Anew Labs isn't the only Big Tech AI-biology spinoff on the market this year, and the company it sits next to is a useful scale check. Alphabet's Isomorphic Labs -- also built on a Nobel-winning structure-prediction lineage, AlphaFold -- announced a confirmed $2.1 billion Series B in May 2026, bringing its total disclosed capital raised to roughly $2.6 billion.
Two Big Tech AI-biology spinoffs, a very different scale of bet
| Anew Labs spun off from ByteDance | Isomorphic Labs spun off from Alphabet/DeepMind | |
|---|---|---|
| Latest round | $290M Series A (reported, unconfirmed) | $2.1B Series B (announced May 2026) |
| Reported/disclosed valuation | $1.5B | Undisclosed; total capital raised to date ~$2.6B |
| Flagship model's license | Protenix -- open-source, Apache 2.0 | AlphaFold3 -- source available, more restricted commercial terms |
| Named pharma partners | None reported | Novartis, Eli Lilly, Johnson & Johnson |
The contrast is the actual story underneath the funding number. Isomorphic Labs -- also a Big Tech AI lab's spinoff into drug discovery, also built on a Nobel-winning structure-prediction lineage -- raised seven times as much in its most recent round, at a scale its own backers confirmed on the record, and already has named pharma partners running programs against its models. Anew Labs, at a tenth of the disclosed capital and with terms still unconfirmed by either company, is betting that giving its structure-prediction model away for free builds the same kind of ecosystem gravity Isomorphic is buying with partnership deals -- a genuinely different strategy, not just a smaller version of the same one.
- Diversifies beyond TikTok and ad revenue into a second AI-native business line, without ByteDance itself carrying the regulatory and clinical-trial risk directly.
- Are betting on a $1.5B valuation built almost entirely on modeling benchmarks and an unnamed drug pipeline -- the harder, slower, more expensive clinical-proof stage hasn't started for any disclosed candidate.

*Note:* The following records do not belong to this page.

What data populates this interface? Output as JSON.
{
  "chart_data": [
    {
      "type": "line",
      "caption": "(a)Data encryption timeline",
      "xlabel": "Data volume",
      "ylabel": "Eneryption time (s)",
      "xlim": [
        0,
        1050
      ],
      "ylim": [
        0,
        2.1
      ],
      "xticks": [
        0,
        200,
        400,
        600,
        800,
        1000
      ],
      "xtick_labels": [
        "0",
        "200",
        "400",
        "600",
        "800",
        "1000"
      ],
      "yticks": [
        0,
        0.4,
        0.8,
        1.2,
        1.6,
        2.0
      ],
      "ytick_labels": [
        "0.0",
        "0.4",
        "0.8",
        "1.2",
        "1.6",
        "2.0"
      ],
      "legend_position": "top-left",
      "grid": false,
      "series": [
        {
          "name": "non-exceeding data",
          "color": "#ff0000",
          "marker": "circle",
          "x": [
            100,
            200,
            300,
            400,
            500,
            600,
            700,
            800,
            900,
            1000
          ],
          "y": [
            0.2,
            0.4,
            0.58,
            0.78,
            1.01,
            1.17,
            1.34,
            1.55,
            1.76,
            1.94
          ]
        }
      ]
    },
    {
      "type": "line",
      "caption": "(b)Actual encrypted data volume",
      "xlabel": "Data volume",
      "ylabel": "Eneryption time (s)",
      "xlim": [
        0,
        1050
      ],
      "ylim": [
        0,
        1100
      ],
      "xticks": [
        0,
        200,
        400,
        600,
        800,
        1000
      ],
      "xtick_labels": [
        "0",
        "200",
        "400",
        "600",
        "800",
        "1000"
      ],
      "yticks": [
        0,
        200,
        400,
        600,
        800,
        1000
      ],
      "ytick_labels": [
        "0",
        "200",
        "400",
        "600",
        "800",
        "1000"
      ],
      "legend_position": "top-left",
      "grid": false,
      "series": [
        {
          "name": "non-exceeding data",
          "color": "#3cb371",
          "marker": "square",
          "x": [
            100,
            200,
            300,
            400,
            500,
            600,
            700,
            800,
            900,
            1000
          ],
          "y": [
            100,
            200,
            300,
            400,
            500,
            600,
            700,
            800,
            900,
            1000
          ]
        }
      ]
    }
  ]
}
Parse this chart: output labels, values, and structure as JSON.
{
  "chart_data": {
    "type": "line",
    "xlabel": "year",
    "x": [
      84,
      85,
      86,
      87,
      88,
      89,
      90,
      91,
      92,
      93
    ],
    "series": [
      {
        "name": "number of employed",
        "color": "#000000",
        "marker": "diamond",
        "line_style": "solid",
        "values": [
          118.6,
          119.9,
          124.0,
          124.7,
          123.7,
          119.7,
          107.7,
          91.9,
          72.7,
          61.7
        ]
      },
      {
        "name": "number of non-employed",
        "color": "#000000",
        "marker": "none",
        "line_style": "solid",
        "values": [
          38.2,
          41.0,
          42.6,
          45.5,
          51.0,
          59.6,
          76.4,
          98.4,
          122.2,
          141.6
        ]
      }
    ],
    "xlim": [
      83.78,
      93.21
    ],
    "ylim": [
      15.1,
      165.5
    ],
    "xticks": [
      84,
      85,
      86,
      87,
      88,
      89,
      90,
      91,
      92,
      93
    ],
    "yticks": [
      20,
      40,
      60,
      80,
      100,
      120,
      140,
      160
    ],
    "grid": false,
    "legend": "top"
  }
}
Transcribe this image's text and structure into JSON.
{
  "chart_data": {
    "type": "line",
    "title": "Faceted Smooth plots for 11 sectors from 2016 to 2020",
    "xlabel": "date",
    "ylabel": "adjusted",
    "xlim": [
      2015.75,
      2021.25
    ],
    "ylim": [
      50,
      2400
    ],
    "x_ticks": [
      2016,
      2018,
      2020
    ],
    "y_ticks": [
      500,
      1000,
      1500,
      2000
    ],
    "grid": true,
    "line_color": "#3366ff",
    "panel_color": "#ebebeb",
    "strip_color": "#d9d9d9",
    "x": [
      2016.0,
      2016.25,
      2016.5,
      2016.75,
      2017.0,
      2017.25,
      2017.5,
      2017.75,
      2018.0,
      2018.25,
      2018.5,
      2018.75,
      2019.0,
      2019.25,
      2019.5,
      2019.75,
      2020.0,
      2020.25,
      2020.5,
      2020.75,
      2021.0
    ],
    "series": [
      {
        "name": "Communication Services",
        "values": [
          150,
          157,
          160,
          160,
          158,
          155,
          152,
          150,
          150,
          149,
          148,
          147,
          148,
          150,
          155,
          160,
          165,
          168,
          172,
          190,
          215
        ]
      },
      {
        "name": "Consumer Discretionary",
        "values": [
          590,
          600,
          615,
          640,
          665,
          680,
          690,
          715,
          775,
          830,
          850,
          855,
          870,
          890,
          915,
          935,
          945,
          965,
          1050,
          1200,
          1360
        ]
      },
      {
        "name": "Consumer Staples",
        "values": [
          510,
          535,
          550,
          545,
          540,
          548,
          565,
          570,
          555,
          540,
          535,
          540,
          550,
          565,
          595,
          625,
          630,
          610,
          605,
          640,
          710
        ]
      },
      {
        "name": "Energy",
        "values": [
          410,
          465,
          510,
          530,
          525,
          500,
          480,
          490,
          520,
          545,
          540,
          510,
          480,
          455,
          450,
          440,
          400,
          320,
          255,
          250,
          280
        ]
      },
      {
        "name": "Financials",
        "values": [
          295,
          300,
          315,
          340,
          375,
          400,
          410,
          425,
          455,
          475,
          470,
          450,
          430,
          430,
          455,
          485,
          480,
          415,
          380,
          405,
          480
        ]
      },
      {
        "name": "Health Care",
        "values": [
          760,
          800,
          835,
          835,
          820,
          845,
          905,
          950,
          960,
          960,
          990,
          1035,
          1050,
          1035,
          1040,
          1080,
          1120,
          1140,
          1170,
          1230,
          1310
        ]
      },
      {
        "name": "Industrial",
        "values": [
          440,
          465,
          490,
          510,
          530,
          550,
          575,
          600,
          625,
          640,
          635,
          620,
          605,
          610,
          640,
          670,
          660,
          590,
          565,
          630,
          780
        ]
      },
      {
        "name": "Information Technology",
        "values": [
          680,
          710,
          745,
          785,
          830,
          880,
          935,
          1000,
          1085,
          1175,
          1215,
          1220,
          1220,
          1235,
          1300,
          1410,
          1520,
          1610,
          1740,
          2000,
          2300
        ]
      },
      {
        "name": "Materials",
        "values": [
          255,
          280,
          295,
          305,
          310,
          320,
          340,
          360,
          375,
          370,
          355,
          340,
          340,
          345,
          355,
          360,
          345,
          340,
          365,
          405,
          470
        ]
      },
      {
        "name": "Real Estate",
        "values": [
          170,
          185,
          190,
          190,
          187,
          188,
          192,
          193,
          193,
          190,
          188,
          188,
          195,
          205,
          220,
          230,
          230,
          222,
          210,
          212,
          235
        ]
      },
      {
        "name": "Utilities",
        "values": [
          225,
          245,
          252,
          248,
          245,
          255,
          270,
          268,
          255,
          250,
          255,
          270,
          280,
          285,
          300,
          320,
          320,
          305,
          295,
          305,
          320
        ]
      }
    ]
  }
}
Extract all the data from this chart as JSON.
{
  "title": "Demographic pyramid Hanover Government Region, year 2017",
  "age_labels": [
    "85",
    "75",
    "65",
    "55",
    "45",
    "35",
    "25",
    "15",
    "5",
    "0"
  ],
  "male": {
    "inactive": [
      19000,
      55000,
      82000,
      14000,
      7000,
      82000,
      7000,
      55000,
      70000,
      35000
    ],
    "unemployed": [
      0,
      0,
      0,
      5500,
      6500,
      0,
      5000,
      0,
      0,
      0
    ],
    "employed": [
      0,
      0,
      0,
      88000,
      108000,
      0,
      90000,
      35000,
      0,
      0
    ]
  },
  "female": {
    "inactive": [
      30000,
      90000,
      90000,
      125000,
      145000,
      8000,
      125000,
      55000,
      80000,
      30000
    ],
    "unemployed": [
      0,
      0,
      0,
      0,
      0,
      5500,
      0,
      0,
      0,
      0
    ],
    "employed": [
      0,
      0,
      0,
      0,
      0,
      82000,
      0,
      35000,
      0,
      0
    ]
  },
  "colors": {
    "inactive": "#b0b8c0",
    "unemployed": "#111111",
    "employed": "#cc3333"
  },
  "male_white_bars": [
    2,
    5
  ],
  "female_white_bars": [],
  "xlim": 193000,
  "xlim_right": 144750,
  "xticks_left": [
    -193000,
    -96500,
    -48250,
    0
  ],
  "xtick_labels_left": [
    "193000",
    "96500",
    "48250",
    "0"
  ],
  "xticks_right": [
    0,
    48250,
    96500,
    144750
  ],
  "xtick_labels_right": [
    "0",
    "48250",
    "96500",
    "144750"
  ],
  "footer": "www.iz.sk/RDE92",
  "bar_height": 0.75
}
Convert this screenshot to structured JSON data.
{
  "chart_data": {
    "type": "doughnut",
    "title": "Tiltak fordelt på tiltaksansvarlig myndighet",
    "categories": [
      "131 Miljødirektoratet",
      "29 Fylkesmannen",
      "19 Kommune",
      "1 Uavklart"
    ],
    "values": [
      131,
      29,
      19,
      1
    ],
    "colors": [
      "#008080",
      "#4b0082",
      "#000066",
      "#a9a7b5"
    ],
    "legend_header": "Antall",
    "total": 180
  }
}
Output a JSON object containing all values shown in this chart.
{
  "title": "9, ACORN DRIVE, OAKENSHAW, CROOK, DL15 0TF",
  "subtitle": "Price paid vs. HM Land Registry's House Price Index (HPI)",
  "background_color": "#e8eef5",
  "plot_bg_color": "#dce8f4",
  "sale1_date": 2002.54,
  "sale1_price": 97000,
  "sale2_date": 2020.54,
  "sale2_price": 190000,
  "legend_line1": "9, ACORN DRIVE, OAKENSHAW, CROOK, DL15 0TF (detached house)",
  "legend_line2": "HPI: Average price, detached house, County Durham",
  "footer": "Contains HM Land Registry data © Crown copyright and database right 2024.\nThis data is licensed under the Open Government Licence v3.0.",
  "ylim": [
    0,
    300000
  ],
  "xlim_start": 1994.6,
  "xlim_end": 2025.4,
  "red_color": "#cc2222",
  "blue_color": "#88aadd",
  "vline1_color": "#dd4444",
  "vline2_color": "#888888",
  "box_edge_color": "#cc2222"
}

- Get a free, state-of-the-art structure-prediction tool regardless of how the funding round or the company's drug pipeline turns out -- the Apache 2.0 license doesn't depend on Anew Labs' business succeeding.
None of that makes the $290 million figure real until someone on the record says so. What is independently checkable, right now, without waiting on either company, is Protenix's code, its weights, and its benchmark claims against AlphaFold3 -- open on GitHub for anyone who wants to run the comparison themselves. That is the part of this story that doesn't depend on Reuters' sourcing being right.
- Reuters reported Anew Labs, ByteDance's spun-off AI drug-discovery unit, closed a $290M Series A at a $1.5B valuation.
- ByteDance keeps a reported 56% stake; HSG, IDG Capital and Hillhouse led the round.
- Anew Labs' concrete output is Protenix, a free, open-source protein-structure model it says beats AlphaFold3 on some benchmarks.
- PXDesign, built on Protenix, claims 20-73% experimental success designing protein binders -- 2-6x prior methods, per the team's own paper.
- Caveat: neither company has confirmed the funding terms, and the AlphaFold3 comparison is Anew Labs' own preprint, not independently replicated.